Aku berlari menuruni tangga. Jantungku berdebar-debar. Ketika tidak kudapati siapa-siapa di ruang tamu, di dapur maupun di ruang keluarga, aku memutuskan untuk melihat di taman.
Sungguh, senyumku tidak bisa terhindarkan. Pagi ini, aku benar-benar tidak bisa menyembunyikan senyumanan. Ada hal kecil yang membuatku sedikit melupakan sejenak semua ingatan yang perlahan terungkap.
Aku berjalan riang menuju taman belakang rumah. Langkahku terhenti sejenak. Di sana, aku melihat punggung seseorang yang tegap. Sedang duduk di rerumputan. Duduk termenung, merasakan hembusan angin yang bertiup tidak terlalu kencang. Bisa dilihat, angin yang membawa anak-anak rambutnya berterbangan.
Aku berjalan lambat ke arahnya. Mungkin ragu, mungkin tidak. Tapi, perasaanku lebih menuju ke ragu untuk menepuk pundaknya. Di belakangnya, aku bisa mendengar jelas hembusan napas panjang berkali-kali keluar melalui mulut Niall.

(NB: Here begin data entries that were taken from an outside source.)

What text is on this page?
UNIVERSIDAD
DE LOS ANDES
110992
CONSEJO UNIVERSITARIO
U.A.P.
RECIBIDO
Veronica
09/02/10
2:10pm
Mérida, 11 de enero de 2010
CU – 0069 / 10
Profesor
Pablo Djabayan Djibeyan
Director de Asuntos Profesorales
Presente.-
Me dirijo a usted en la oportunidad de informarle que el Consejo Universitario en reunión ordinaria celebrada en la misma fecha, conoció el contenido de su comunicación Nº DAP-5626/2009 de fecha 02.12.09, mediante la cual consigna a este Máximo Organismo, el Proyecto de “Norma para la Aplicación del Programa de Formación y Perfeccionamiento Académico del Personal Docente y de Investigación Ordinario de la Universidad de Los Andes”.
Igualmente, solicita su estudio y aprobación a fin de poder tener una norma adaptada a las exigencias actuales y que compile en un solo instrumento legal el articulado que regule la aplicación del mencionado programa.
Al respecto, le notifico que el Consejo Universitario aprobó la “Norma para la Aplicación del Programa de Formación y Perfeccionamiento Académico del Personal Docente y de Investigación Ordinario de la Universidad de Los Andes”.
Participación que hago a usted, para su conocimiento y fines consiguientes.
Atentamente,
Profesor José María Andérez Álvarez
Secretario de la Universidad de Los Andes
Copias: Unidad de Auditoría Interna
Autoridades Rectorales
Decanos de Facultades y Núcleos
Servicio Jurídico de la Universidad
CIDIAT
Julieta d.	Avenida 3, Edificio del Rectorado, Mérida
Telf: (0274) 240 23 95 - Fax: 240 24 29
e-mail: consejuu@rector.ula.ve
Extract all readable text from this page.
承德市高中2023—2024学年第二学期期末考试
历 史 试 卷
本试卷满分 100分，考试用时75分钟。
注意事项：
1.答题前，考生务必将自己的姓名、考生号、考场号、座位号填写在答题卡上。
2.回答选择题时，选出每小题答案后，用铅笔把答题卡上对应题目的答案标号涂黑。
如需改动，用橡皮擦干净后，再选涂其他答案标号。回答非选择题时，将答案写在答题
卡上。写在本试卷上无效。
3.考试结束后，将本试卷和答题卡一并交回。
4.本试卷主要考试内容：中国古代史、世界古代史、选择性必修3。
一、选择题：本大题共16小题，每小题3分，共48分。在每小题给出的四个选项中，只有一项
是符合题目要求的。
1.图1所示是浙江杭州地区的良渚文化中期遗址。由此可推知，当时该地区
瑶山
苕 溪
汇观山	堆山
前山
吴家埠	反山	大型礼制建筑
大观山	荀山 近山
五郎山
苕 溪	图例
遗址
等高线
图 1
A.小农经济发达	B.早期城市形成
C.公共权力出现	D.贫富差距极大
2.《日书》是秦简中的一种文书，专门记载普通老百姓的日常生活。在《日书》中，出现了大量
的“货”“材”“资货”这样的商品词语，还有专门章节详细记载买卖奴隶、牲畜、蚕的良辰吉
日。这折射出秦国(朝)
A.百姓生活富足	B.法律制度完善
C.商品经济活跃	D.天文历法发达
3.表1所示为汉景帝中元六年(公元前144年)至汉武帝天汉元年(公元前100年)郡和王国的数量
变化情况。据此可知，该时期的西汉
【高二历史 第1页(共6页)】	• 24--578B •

Tanpa bantuan alat pendengar.
"X5iyR."
Niall menegakkan tubuhnya. Harapan yang baru seakan memuncak memenuhi dada Niall. Aku bisa melihatnya dari kilauan matanya yang diterpa sinar matahari saat ia membelokkan tubuhnya, melihat ke arahku.
Dia tersenyum bahagia. Aku ikut tersenyum. Bahkan rasanya aku ingin menangis.
Niall berdiri dari duduknya. Dia memelukku dengan lembut dan sayang. Aku balas memeluknya.
Ini rasanya seperti, kami baru saja bertemu. Aku tidak pernah menyadari keberadaannya di sini, aku hanya melihat dia sebagai dia yang lain. Bukan Niall yang nyatanya adalah X5iyR dan aku X7ijR yang terkait bersama oleh garis bintang.
Sekarang, aku mengenalnya. Bahkan mengenalnya lebih dari aku mengenalnya sebelumnya. Pelukannya masih sama seperti dulu, saat dirinya mengetahui segala privasi dalam diriku. Memelukku dan menerima setiap kesalahan yang bahkan aku sendiri tidak dapat menerimanya.
"It's you," bisik Niall tepat di telingaku.
Aku menenggelamkan wajahku di bahu Niall. "Aku hampir tidak mengenalimu, mate."
"Kali pertama aku melihatmu, aku ingat itu dirimu. Matamu yang mengingatkanku. Setidaknya aku tidak menyerah menemukamu saat dirimu tersesat."
Seperti ada detakan sesaat, saat Niall mengucapkan kalimat ini barusan. Semua yang menjadi kebahagiaan untuk sesaat di hari ini tiba-tiba terhapus. Aku bilang aku tidak akan menyerah untuk menemukannya. Tapi, belum aku berusaha, aku sudah terhilang.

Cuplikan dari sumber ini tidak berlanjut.